I looked into it and this seems to be a common problem, but I could not solve the problem.

I am trying to take one of the GymEnv environments as a pixel and have VAE learn it. However, in the process, the VAE value is NaN and the learning does not seem to be working.

Here is minimum code that can confirm the occurrence of NaN problem(since it is too long code, I upload it to pastebin):

I have examined the output results within VAE and found that NaN is occurring at Encoder. However, I am stumped as to how to resolve this issue.

This will result in a Tensor that has become NaN in the VAE encoder after several rounds of learning. Below is an example of the results when the problem was actually reproduced in my environment.

input isnan1:False
encoded_x isnan2:False
encoded_x isnan3:False
encoded_x isnan4:False
torch.Size([1000, 32])
input isnan1:False
encoded_x isnan2:False
encoded_x isnan3:False
encoded_x isnan4:False
torch.Size([1000, 32])
input isnan1:False
encoded_x isnan2:False
encoded_x isnan3:False
encoded_x isnan4:False
torch.Size([1000, 32])
input isnan1:False
encoded_x isnan2:False
encoded_x isnan3:False
encoded_x isnan4:False
torch.Size([1000, 32])
input isnan1:False
encoded_x isnan2:True
encoded_x isnan3:True
tensor([[nan, nan, nan,  ..., nan, nan, nan],
        [nan, nan, nan,  ..., nan, nan, nan],
        [nan, nan, nan,  ..., nan, nan, nan],
        ...,
        [nan, nan, nan,  ..., nan, nan, nan],
        [nan, nan, nan,  ..., nan, nan, nan],
        [nan, nan, nan,  ..., nan, nan, nan]], grad_fn=<CloneBackward0>)
tensor([[nan, nan, nan,  ..., nan, nan, nan],
        [nan, nan, nan,  ..., nan, nan, nan],
        [nan, nan, nan,  ..., nan, nan, nan],
        ...,
        [nan, nan, nan,  ..., nan, nan, nan],
        [nan, nan, nan,  ..., nan, nan, nan],
        [nan, nan, nan,  ..., nan, nan, nan]], grad_fn=<ReluBackward0>)

Edit

I forgot write about installed packages. Here is result of pip freeze:

absl-py==2.0.0
certifi==2023.7.22
cffi==1.16.0
charset-normalizer==3.3.0
cloudpickle==3.0.0
colorama==0.4.6
contourpy==1.1.1
cycler==0.12.1
filelock==3.12.4
fonttools==4.43.1
fsspec==2023.9.2
glcontext==2.5.0
glfw==1.12.0
gym==0.26.2
gym-notices==0.0.8
gym3==0.3.3
idna==3.4
imageio==2.31.5
imageio-ffmpeg==0.3.0
Jinja2==3.1.2
kiwisolver==1.4.5
MarkupSafe==2.1.3
matplotlib==3.8.0
moderngl==5.8.2
mpmath==1.3.0
mujoco==2.2.0
networkx==3.1
numpy==1.26.1
packaging==23.2
Pillow==10.1.0
procgen==0.10.7
pycparser==2.21
PyOpenGL==3.1.7
pyparsing==3.1.1
python-dateutil==2.8.2
requests==2.31.0
six==1.16.0
sympy==1.12
tensordict==0.2.0
torch==2.1.0
torchrl==0.2.0
torchvision==0.16.0
tqdm==4.66.1
typing_extensions==4.8.0
urllib3==2.0.6
  1. Have you tried substituting in a more standard loss function to see if that’s the issue?
  2. You might try clipping the objective function. See here: Proximal Policy Optimization — Spinning Up documentation
  3. You might also try gradient clipping. See here: torch.nn.utils.clip_grad_norm_ — PyTorch 2.1 documentation

For example:

loss.backward()

torch.nn.utils.clip_grad_norm_(model.parameters(), 5.)

optimizer.step()

Lastly, you might try lowering the learning rate of your optimizer.

Thank you for reply.
I let you know about the points that I have been able to confirm.
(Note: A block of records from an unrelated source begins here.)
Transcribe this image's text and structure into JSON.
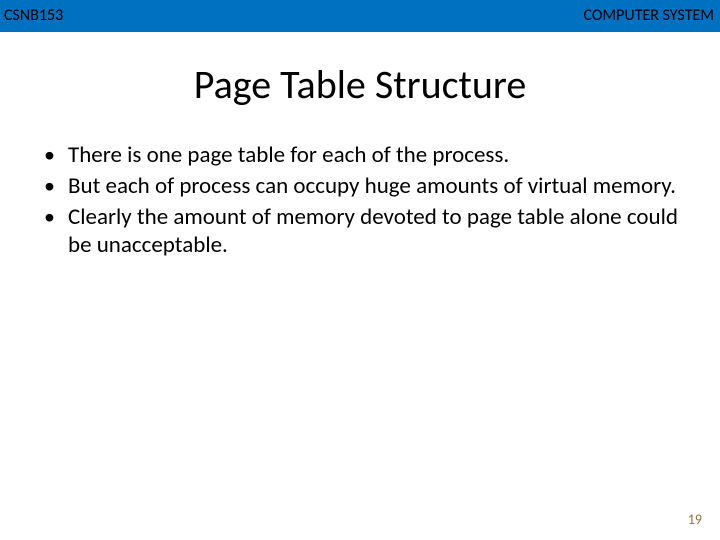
{
  "header": {
    "course_code": "CSNB153",
    "course_title": "COMPUTER SYSTEM"
  },
  "title": "Page Table Structure",
  "bullets": [
    "There is one page table for each of the process.",
    "But each of process can occupy huge amounts of virtual memory.",
    "Clearly the amount of memory devoted to page table alone could be unacceptable."
  ],
  "page_number": "19"
}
  1. I changed loss function to BCE version and Gaussian loss version, but VAE’s Encoder output NaN in training phase.

  2. I tried gradient clipping but VAE output NaN same as before.
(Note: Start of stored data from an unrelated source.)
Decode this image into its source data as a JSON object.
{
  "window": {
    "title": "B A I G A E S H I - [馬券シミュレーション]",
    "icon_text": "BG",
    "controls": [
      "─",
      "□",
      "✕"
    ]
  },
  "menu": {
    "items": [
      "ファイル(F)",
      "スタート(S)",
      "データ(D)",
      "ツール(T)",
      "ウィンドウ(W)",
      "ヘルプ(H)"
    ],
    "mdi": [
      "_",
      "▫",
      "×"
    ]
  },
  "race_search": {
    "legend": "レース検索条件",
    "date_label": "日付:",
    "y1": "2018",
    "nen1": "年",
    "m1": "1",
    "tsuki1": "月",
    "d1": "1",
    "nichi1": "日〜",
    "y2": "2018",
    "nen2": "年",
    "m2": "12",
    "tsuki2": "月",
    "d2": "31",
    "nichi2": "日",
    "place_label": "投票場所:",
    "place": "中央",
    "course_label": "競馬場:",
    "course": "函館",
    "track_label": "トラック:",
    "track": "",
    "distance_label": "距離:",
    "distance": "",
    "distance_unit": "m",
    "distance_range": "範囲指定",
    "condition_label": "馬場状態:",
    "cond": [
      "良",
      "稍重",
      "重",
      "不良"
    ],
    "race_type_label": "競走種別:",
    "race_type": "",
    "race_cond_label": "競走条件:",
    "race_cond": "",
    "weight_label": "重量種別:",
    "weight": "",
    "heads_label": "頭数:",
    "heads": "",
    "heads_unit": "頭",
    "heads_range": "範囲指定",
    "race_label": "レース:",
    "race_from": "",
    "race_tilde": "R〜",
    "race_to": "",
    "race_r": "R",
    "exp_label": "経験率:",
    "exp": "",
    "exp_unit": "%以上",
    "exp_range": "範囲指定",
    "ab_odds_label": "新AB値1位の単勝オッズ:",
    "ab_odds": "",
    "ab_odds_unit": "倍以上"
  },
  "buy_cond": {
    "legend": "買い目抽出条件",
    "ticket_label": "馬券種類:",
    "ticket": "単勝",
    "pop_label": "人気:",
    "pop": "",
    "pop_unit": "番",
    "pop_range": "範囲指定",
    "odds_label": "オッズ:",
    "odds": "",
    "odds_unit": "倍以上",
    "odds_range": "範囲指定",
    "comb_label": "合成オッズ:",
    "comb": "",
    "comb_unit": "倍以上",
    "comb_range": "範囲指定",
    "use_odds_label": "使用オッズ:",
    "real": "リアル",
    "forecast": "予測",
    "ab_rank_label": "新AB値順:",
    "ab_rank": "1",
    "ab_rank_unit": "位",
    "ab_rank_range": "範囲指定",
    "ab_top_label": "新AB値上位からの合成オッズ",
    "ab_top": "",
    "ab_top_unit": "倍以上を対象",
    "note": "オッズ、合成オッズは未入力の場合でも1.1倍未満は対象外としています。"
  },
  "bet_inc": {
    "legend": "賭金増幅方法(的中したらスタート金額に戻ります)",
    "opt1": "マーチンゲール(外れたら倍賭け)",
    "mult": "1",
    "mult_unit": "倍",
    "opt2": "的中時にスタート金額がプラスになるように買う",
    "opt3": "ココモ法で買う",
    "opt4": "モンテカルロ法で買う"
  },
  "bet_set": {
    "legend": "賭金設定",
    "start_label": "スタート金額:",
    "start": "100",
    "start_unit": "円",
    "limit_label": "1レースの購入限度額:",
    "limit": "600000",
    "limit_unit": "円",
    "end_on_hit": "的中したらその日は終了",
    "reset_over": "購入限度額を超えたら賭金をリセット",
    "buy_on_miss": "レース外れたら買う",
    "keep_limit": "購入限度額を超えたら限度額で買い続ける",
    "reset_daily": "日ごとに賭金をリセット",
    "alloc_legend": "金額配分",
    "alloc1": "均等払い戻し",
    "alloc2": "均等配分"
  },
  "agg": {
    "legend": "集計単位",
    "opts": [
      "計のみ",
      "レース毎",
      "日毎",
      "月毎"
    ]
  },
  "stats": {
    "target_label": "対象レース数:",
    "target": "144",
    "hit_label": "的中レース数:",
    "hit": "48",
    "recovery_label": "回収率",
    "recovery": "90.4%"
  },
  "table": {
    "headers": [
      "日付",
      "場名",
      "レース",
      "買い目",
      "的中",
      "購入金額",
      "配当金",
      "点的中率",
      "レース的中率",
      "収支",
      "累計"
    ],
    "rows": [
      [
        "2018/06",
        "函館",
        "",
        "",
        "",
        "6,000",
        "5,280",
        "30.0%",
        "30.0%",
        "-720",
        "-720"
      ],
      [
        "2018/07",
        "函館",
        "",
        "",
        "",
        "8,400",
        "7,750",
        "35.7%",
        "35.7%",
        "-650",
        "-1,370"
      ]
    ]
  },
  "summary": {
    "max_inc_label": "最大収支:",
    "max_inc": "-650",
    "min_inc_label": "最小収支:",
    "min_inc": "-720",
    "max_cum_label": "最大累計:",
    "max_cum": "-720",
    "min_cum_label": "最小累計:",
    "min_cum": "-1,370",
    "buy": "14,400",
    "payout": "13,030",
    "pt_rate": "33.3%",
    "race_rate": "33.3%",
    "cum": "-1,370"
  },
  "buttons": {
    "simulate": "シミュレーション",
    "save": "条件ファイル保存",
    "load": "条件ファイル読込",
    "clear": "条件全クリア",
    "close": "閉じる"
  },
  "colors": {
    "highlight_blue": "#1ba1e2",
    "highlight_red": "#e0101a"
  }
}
  3. Try lower learning rate (10^-4 to 10^-6) though, the result does not change from NaN. It seems to take longer training steps to output NaN by lowering learning rate, but it eventually output NaN.

Thanks for trying. That eliminates a few possibilities.
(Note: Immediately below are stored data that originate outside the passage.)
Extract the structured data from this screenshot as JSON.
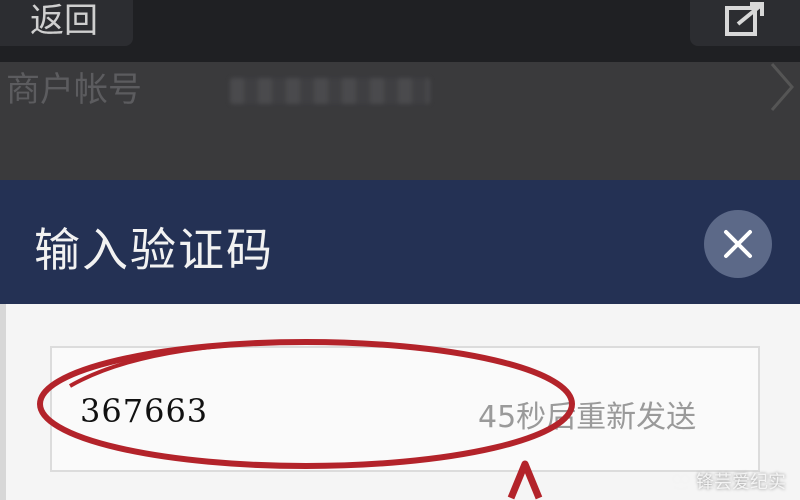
{
  "topbar": {
    "back_label": "返回",
    "share_icon": "share-icon"
  },
  "account": {
    "label": "商户帐号",
    "value_masked": true
  },
  "dialog": {
    "title": "输入验证码",
    "close_icon": "close-icon",
    "code_value": "367663",
    "resend_label": "45秒后重新发送"
  },
  "annotation": {
    "highlight_color": "#b3232a"
  },
  "watermark": {
    "text": "锋芸爱纪实"
  },
  "colors": {
    "header": "#243154",
    "close_button": "#5c6988",
    "body": "#f5f5f5"
  }
}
Was looking over the code again, and where are you scaling the image values from 0-255 to 0-1? I see you imported ToTensorImage but didn’t use it.

Thanks for your help! My problem seems to be solved by adding ToTensorImage!

Just out of my curiosity, why ToTensorImage prevent to appear a NaN? I think it’s related to the gradient computation, but I’m not really sure what’s actually happening.

Images by default use int8 and the values fall between 0 and 255.

But for machine learning, you want the values scaled from 0 to 1. That class will rescale the images, and also permute the channels dim.